Et si c’était moi?

Et si c'était moi ? Cette question me poursuit depuis que mon cousin Benoît a fait connaître urbi et orbi qu'il souffrait d'un « cancer au stade 4 avancé ». Facebook, le premier média du monde, qui a recueilli cette annonce, bruit de nombreux commentaires (plusieurs centaines), où l'émotion, la tristesse le disputent à la résistance, au combat qu'il doit mener, aux trèfles à quatre feuilles et autres emoji quand les mots manquent.

Un seul est signé d'un proche parent. La pudeur nous tient-elle en marge du réseau social et nous confine-t-elle à un courriel, à WhatsApp, à une visite, au silence?

Il doit être réconfortant pourtant de lire ces commentaires rassemblés parfois très courts, parfois plus longs. Des messages qui peuvent être aussi contraignants pour les "amis" du réseau qui ne savent pas qu'ajouter face à... cette fatalité. En être ou pas, telle est la question?

Fatalité, hasard, nécessité. Jadis ici - et en bien des lieux encore - la maladie était le signe d'une malconduite, une punition des dieux. Pensées insensées. Qu’est-ce aujourd’hui: un dysfonctionnement, une malchance, une injustice, un défi, un scandale? Dans 20, 30, 50 ans - autant dire dans un rien de temps-, notre ADN sera-t-il, dès avant notre conception ou juste après, recodé, debugué pour réduire le risque du cancer dans une famille qui compte plusieurs victimes, dont le père de Benoît et ma mère?

Et si c’etait moi? Je ne sais franchement pas comment je réagirais. Combattant, fataliste, un peu des deux? Personne ne sait sans doute. Qu’ajoute le poids des ans?

On se sent démuni, dépossédé, pauvre en mots et en actes, plein de peurs aussi malgré la croyance, la confiance, l’espérance qui peut nous habiter. Et l’on se surprend à trouver dans la routine des jours qui s’ajoutent aux jours une forme de fuite, une sorte de déni. The show must go on.

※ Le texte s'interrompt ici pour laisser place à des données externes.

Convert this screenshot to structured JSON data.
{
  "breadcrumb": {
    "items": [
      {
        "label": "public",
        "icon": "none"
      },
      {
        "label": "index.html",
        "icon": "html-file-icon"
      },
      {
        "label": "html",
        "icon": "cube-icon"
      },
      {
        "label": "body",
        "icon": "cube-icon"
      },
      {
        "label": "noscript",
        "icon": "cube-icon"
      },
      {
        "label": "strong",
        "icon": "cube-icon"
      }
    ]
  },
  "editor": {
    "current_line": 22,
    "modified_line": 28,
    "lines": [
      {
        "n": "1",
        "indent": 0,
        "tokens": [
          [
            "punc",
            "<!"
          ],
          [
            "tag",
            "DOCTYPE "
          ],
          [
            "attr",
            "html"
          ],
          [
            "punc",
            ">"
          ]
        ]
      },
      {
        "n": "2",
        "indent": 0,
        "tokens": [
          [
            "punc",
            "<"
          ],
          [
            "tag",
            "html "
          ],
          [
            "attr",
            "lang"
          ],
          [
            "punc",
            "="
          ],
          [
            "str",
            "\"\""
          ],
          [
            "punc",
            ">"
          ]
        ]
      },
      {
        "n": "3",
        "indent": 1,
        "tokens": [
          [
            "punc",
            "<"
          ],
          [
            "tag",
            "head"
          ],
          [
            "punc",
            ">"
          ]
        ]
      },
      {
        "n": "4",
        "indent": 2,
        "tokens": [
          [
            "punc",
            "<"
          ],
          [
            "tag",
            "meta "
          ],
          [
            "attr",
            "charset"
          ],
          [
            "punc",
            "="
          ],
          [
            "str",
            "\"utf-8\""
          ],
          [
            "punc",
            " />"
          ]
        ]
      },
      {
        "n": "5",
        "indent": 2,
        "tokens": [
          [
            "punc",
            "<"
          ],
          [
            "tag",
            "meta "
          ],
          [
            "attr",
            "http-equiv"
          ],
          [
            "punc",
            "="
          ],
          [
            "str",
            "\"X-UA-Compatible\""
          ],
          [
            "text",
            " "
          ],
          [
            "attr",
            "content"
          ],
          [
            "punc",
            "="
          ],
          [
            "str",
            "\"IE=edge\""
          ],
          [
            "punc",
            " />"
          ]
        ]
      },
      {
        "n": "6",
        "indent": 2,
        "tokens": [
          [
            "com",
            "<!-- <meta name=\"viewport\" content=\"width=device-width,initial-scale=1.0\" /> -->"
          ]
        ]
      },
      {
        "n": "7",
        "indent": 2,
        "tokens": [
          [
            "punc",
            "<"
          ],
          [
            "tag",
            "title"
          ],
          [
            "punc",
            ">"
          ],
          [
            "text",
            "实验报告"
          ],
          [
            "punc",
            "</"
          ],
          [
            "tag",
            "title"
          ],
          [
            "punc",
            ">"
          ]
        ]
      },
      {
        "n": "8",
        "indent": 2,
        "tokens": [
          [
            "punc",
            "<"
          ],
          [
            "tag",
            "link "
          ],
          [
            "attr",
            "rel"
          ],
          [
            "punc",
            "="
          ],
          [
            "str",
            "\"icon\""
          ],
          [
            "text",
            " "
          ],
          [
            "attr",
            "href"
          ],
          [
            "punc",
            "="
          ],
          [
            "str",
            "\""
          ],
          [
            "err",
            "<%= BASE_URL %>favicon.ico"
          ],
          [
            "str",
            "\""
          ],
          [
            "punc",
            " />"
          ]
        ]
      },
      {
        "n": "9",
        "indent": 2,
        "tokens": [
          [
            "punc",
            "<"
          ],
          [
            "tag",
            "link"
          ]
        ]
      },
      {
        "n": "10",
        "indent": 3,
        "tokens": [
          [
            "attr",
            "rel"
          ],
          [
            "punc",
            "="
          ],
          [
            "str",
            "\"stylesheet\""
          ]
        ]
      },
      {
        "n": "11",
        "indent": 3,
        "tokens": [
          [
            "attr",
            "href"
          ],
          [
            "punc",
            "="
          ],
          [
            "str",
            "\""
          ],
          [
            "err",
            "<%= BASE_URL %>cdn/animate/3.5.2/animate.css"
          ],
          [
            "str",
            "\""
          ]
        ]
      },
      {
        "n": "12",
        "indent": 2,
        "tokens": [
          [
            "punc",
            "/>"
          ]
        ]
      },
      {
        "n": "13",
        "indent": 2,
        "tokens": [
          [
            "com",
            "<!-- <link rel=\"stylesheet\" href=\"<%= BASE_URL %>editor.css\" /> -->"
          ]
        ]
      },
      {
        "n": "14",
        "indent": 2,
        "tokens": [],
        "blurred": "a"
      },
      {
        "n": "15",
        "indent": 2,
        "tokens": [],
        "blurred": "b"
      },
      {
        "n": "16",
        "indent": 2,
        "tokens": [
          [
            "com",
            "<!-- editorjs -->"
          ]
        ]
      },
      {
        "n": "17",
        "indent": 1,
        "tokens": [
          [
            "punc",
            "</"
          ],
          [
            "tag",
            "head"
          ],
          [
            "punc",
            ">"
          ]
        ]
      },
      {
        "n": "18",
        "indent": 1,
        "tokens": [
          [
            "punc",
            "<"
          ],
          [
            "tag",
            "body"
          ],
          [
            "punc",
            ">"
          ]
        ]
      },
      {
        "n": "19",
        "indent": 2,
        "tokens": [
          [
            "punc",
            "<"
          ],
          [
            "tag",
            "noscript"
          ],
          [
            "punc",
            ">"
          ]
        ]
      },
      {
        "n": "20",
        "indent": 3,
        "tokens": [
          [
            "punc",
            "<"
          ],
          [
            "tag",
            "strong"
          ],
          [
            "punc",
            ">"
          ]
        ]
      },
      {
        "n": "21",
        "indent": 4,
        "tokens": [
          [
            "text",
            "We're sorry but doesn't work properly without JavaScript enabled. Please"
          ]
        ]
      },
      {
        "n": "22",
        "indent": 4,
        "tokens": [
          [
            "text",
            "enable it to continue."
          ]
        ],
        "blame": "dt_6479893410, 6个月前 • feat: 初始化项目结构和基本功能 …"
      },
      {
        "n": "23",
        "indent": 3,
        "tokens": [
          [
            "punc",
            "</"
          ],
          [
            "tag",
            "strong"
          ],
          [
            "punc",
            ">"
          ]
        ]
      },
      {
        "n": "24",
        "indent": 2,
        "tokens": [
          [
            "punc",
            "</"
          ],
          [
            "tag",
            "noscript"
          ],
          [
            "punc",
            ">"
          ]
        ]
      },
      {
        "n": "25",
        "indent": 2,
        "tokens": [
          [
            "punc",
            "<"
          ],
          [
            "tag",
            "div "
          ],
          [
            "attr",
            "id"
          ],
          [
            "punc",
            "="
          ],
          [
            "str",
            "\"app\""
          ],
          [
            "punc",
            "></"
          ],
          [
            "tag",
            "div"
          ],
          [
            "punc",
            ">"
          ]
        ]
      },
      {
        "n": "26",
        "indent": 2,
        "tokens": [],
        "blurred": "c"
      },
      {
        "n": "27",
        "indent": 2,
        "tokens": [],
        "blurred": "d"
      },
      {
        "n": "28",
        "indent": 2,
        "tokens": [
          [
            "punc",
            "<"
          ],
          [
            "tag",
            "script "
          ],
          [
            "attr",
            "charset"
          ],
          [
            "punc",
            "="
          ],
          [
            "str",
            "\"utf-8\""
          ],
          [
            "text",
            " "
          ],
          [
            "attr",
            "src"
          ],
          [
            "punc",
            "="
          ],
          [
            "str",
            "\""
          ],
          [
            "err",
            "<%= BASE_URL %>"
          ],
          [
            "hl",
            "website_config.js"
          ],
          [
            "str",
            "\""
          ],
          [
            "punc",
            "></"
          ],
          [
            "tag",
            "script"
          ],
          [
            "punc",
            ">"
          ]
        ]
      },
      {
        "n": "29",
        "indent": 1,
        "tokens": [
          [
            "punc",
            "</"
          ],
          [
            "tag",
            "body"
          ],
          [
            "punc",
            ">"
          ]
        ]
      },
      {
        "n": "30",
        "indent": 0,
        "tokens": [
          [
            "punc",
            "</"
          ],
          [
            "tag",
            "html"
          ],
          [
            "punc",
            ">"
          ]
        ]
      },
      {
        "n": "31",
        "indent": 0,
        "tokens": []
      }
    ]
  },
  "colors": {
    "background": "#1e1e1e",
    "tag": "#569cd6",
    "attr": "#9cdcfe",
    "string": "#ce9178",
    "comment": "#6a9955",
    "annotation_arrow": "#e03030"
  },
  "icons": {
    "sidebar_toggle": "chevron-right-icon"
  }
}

A Benoît et à ses proches, je ne peux que dire mon amitié, ma compassion, leur souhaiter force, confiance et courage. A cette heure, je partage volontiers les mots du Pr Morel* et ce commentaire parmi les 526 déjà postés sur Facebook:

« Courage moi aussi j’ai un stade 4 on m’a donné 2 semaines, inopérable .... Maintenant il y a plus de deux ans et je me sens bien ! Il y a les contraintes des traitements mais pour le reste il faut rester OPTIMISTE c'est la base. On a quand même le droit d'avoir quelques moments de blues, le contraire ne serait pas normal. »

Prier, pour les croyants, c’est être  en relation, en communion. Parfois, cette inaction ardente fait des miracles, bouleverse notre espace-temps. La médecine aussi, parfois, la chance, les étoiles, la lutte font mentir les pronostics. Il y a tant de choses que nous ne savons pas.

 

* « Cher Benoit, bien sûr nous sommes bouleversés par cette nouvelle ....et par ton message ! Mais ta lucidité, ton courage et ta volonté, ainsi que le soutien de tous ceux qui t’entourent, qui t’aiment et t’apprécient vont te permettre de mener le combat que tu dois maintenant affronter pour vaincre la maladie ! Tu le sais la situation est très sérieuse, mais on le sait il reste un espoir réel de sortir de cette maladie ! Parmi d’autres, un proche ami en politique s’est trouvé dans une situation similaire .....aujourd’hui, des années plus tard, il écrit des projets de loi ...... vois cet espoir concret et réel, bats-toi, nous serons nombreux à tes côtés , en plus évidement de ta chère famille, à te soutenir et à espérer ! Courage l’ami ! »

 

Commentaires

  • Témoignage poignant.

    La force et la volonté de vivre sont un atout et vous avez raison de mettre l’accent sur elles. Tout autant sur la présence des proches, de la famille, des amis.

    Je sais tout ce que cela implique de sentiments, j’ai connu cela de près lorsqu’on a annoncé à mon ami qu’il était atteint d'un cancer inopérable.